Computer und Monitorbänke: er verglich Teile dieser Ansammlung mit den Kontrollpulten des Schiffes, andere konnte er überhaupt nicht identifizieren. Die Wände waren völlig weiß. Fünf Symbole prangten über dem Zentrum der Instrumentenbänke, so groß, daß sie nur die ausgebreiteten Arme eines Mannes messen konnten. Sie waren aus glänzendem und korrosionsfestem Metall geformt, wie das Material des Pan'en, das sie bei sich trugen.
»An-ehon« , sagte Melein laut, und der Klang ihrer Stimme tönte wie ein Donnerschlag in das lange Schweigen.

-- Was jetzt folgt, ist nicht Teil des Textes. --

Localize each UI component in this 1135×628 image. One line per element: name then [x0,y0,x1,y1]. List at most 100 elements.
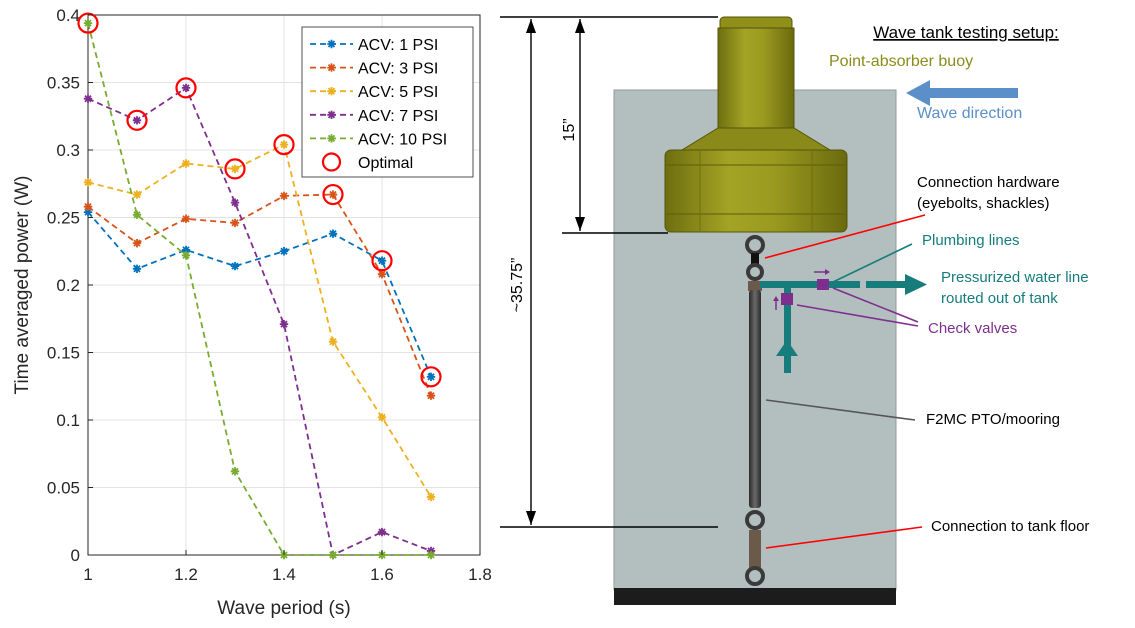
series-line [87,22,431,556]
series-line [87,193,432,397]
optimal-marker [126,109,148,131]
optimal-markers [77,12,442,388]
x-tick-label: 1 [83,565,92,584]
legend-label: ACV: 7 PSI [358,108,438,125]
legend-item: ACV: 5 PSI [310,84,438,101]
legend-label: ACV: 10 PSI [358,131,447,148]
y-tick-label: 0.2 [56,276,80,295]
y-tick-label: 0 [71,546,80,565]
wave-tank-diagram: 15” ~35.75” [500,16,1089,605]
data-point [230,164,240,174]
pto-label: F2MC PTO/mooring [926,411,1060,428]
mooring-assembly [745,235,765,586]
data-point [83,94,93,103]
data-point [377,527,387,537]
data-point [181,159,191,168]
check-valves-icon [773,269,830,310]
data-point [230,261,240,271]
y-tick-label: 0.1 [56,411,80,430]
wave-direction-label: Wave direction [917,105,1022,122]
check-valves-label: Check valves [928,320,1017,337]
callout-lines [764,214,926,549]
data-point [83,18,93,28]
buoy-label: Point-absorber buoy [829,53,973,70]
data-point [328,190,338,199]
x-axis-label: Wave period (s) [217,598,350,619]
y-tick-label: 0.05 [47,479,80,498]
data-point [377,413,387,422]
plumbing-label: Plumbing lines [922,232,1020,249]
optimal-marker [175,77,197,99]
data-point [230,198,240,207]
connection-hardware-label-2: (eyebolts, shackles) [917,195,1050,212]
data-point [426,372,436,381]
data-point [426,550,436,560]
data-point [132,210,142,219]
legend-label: ACV: 1 PSI [358,37,438,54]
data-point [279,140,289,149]
legend-label: Optimal [358,155,413,172]
x-tick-label: 1.6 [370,565,394,584]
diagram-title: Wave tank testing setup: [873,23,1059,42]
power-chart: 1 1.2 1.4 1.6 1.8 0 0.05 0.1 0.15 0.2 0.25 0.3 0.35… [12,6,492,619]
data-point [377,270,387,279]
data-point [377,256,387,265]
x-tick-label: 1.4 [272,565,296,584]
y-axis-label: Time averaged power (W) [12,176,33,395]
x-tick-label: 1.2 [174,565,198,584]
legend-label: ACV: 5 PSI [358,84,438,101]
data-point [132,238,142,248]
buoy-icon [664,16,848,233]
data-point [328,337,338,346]
legend-swatch-marker [327,110,336,119]
legend-item: Optimal [321,152,413,172]
y-tick-label: 0.15 [47,344,80,363]
pressurized-line-label-1: Pressurized water line [941,269,1089,286]
y-ticks: 0 0.05 0.1 0.15 0.2 0.25 0.3 0.35 0.4 [47,6,93,565]
x-ticks: 1 1.2 1.4 1.6 1.8 [83,550,492,584]
series-acv-5-psi [83,140,436,502]
data-point [181,214,191,224]
wave-direction-arrow-icon [906,80,1018,106]
legend-swatch-marker [327,134,336,143]
data-point [328,550,338,560]
data-point [279,191,289,201]
legend-swatch-marker [327,63,336,72]
optimal-marker [273,134,295,156]
legend-box [301,26,474,178]
series-acv-3-psi [83,190,436,400]
series-acv-1-psi [83,207,436,381]
optimal-marker [371,250,393,272]
data-point [132,116,142,125]
data-point [328,229,338,238]
legend-label: ACV: 3 PSI [358,61,438,78]
series-line [87,143,432,498]
legend-item: ACV: 3 PSI [310,61,438,78]
y-tick-label: 0.25 [47,209,80,228]
legend-swatch-circle [321,152,342,172]
dimension-35-75-label: ~35.75” [509,258,526,313]
data-point [132,190,142,199]
plumbing-lines-icon [760,274,927,373]
optimal-marker [77,12,99,34]
data-point [83,202,93,211]
legend: ACV: 1 PSI ACV: 3 PSI ACV: 5 PSI ACV: 7 PSI… [301,26,474,178]
data-point [279,247,289,256]
optimal-marker [420,366,442,388]
data-point [230,467,240,476]
optimal-marker [224,158,246,180]
series-line [87,211,432,378]
tank-floor-label: Connection to tank floor [931,518,1089,535]
y-tick-label: 0.4 [56,6,80,25]
dimension-lines [500,16,718,528]
data-point [181,245,191,255]
data-point [279,319,289,329]
data-point [181,83,191,93]
data-point [83,178,93,187]
y-tick-label: 0.35 [47,74,80,93]
data-point [132,264,142,273]
x-tick-label: 1.8 [468,565,492,584]
tank-floor [614,588,896,605]
y-tick-label: 0.3 [56,141,80,160]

Flackernd erwachten die Maschinen zum Leben, mit einer Plötzlichkeit, die Niun ungewollt zusammenzucken ließ, und er hörte den Ansatz eines Aufschreies von Duncan, der jedoch sofort erstickt wurde. Der Mensch kniete neben ihm nieder, um das Pan'en abzusetzen, und stand wieder auf, die Hand an der Pistole.
»Ich empfange«, sagte eine tiefe und seelenlose Stimme. »Fahre fort!«
Melein hatte die Stimme beim Namen der Stadt gerufen. Niuns Haut kribbelte, zuerst wegen der Erkenntnis, daß er ein Symbol gesehen und es verbotenerweise ausgesprochen gehört hatte... und dann, weil eine solche Schöpfung ihnen antwortete. Er sah, wie selbst Melein einen Schritt zurückwich, die Hand auf dem Herzen.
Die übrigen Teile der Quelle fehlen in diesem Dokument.